Pretty much in the same way, we only need to consider the difference quotient
$$\frac{e^{-i(t+h)x} - e^{-itx}}{h}$$
and need to show that its modulus is bounded by $C\cdot\lvert x\rvert$ for some constant $C\in (0,+\infty)$. Then the same appeal to the dominated convergence theorem finishes the proof. Now,
$$\left\lvert \frac{e^{-i(t+h)x} - e^{-itx}}{h}\right\rvert = \left\lvert e^{-itx}\frac{e^{-ihx}-1}{h}\right\rvert = \left\lvert \frac{e^{-ihx}-1}{h}\right\rvert$$
by the addition theorem for the exponential function and the fact that $\lvert e^{iu}\rvert = 1$ for all $u\in \mathbb{R}$.

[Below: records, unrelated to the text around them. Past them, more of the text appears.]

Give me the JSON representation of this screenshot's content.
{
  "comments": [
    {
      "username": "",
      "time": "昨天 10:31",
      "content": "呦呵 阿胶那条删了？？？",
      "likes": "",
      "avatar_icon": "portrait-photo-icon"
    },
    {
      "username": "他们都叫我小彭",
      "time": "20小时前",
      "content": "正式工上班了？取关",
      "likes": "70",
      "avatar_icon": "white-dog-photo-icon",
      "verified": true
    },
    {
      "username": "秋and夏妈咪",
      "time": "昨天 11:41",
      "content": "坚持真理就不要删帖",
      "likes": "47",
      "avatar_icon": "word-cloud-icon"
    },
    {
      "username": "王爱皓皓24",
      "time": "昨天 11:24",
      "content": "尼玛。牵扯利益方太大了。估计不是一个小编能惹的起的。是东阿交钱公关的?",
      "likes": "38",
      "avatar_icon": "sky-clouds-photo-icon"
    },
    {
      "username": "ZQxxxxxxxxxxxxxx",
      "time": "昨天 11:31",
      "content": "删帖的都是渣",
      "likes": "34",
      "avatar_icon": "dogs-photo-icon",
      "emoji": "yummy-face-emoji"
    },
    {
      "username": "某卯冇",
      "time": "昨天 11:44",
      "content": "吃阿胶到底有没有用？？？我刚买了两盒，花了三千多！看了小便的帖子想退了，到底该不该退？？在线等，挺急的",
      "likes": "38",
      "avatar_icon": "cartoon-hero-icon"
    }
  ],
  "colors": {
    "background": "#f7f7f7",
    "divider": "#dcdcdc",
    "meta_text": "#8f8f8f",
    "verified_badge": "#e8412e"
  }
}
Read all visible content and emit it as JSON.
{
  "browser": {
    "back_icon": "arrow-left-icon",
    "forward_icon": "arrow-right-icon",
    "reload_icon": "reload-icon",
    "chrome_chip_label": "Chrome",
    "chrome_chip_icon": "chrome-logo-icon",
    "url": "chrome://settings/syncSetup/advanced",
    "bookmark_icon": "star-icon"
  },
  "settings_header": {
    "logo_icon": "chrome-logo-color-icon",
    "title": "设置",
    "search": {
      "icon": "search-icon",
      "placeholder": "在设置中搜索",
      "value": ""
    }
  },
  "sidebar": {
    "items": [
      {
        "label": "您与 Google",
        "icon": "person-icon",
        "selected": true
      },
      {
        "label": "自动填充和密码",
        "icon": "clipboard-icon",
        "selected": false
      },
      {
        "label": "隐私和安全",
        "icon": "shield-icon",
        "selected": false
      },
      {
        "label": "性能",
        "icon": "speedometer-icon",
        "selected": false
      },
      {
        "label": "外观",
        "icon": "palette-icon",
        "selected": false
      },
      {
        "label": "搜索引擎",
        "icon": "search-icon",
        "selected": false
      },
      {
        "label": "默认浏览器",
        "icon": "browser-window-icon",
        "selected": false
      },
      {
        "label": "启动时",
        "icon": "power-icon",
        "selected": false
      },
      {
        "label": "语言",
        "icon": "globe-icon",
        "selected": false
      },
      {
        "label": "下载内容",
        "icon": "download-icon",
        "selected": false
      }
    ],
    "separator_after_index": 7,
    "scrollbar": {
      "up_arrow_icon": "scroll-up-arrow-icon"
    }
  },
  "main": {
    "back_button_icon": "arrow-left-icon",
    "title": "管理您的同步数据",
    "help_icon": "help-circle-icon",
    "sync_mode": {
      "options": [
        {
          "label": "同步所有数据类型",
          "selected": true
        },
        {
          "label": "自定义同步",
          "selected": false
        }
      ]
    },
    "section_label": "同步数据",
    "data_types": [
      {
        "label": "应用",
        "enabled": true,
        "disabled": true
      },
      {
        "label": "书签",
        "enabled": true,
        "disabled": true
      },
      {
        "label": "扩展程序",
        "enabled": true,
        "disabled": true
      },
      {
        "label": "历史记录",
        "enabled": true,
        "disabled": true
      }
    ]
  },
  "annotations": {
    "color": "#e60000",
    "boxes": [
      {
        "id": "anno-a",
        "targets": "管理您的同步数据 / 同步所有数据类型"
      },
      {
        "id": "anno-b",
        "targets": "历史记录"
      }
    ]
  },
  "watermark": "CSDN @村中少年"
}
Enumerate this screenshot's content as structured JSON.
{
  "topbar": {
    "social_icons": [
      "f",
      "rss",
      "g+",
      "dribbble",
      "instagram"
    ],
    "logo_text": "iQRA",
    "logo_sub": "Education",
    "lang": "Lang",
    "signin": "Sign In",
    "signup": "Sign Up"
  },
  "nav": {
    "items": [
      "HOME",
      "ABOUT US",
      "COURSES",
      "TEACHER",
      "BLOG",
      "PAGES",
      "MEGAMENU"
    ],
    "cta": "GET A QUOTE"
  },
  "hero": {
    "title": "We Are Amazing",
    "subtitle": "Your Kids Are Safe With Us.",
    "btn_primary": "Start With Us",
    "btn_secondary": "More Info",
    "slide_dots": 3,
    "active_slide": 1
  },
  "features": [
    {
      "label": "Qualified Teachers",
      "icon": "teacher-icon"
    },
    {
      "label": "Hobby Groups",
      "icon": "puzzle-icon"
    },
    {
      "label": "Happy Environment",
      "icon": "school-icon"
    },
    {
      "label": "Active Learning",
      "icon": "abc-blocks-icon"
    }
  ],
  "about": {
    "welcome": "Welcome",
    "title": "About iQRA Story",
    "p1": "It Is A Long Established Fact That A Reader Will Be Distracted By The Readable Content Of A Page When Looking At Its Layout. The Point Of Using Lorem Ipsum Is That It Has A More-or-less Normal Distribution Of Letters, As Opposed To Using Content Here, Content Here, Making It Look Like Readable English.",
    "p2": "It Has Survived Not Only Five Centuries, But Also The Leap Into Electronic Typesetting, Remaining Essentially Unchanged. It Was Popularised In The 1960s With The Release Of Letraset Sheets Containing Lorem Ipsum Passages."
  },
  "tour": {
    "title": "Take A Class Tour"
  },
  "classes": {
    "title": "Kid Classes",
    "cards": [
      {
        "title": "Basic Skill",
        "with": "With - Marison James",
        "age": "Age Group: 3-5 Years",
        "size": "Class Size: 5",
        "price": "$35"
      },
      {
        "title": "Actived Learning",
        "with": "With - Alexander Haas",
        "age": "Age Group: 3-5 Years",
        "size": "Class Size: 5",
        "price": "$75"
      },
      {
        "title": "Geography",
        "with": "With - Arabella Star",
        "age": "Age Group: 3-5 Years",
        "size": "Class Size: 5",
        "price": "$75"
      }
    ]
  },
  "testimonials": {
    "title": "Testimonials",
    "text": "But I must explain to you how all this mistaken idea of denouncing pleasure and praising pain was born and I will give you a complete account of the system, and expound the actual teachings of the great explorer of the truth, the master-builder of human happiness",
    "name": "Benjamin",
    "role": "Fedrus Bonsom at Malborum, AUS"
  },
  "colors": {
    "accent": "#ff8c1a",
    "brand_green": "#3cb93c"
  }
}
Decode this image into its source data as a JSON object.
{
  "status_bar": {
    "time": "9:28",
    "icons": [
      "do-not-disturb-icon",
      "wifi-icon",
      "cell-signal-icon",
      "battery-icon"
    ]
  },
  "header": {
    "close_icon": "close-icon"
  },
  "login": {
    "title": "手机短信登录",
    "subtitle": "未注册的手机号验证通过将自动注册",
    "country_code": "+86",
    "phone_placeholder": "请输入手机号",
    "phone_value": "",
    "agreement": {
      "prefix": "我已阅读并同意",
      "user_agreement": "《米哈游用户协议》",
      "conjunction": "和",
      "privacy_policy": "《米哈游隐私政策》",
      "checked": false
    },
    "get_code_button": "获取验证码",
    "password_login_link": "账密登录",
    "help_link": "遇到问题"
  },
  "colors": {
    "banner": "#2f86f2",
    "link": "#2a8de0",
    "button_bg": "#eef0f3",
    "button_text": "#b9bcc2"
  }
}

The elegant way to obtain the desired bound now multiplies the fraction with $e^{ihx/2}$, which doesn't change the modulus, to obtain
$$\left\lvert\frac{e^{-ihx/2} - e^{ihx/2}}{h}\right\rvert = \left\lvert \frac{-2i\sin \frac{hx}{2}}{h}\right\rvert = \left\lvert \frac{\sin \frac{hx}{2}}{\frac{h}{2}}\right\rvert \leqslant \left\lvert\frac{\frac{hx}{2}}{\frac{h}{2}}\right\rvert = \lvert x\rvert.$$
If we don't think of that way, we can observe that for $x = 0$, the numerator of the difference quotient is always $0$, so the bound in that case holds for all $C$, hence we need only look at $x\neq 0$, and can consider $u = -hx$ as the variable and need to show that
$$\left\lvert \frac{e^{iu}-1}{u}\right\rvert$$
is bounded. For $\lvert u\rvert \geqslant 1$, we have the bound
$$\left\lvert \frac{e^{iu}-1}{u}\right\rvert \leqslant \frac{\lvert e^{iu}\rvert + 1}{\lvert u\rvert} = \frac{2}{\lvert u\rvert} \leqslant 2,$$
and for $\lvert u\rvert < 1$, the Taylor series of the exponential function yields
$$\left\lvert \frac{e^{iu}-1}{u}\right\rvert = \left\lvert \sum_{k=1}^\infty \frac{i^ku^{k-1}}{k!}\right\rvert \leqslant \sum_{k=1}^\infty \frac{\lvert u\rvert^{k-1}}{k!} < e-1 < 2,$$
and thus, re-expanding $u$,
$$\left\lvert \frac{e^{-ihx}-1}{h}\right\rvert = \left\lvert \frac{e^{iu}-1}{u}\cdot (-x)\right\rvert \leqslant 2\lvert x\rvert.$$
(So the elegant way not only is shorter and prettier, it also yields a better bound. But one doesn't always find the neat way, hence it's good to know that there also is another way.)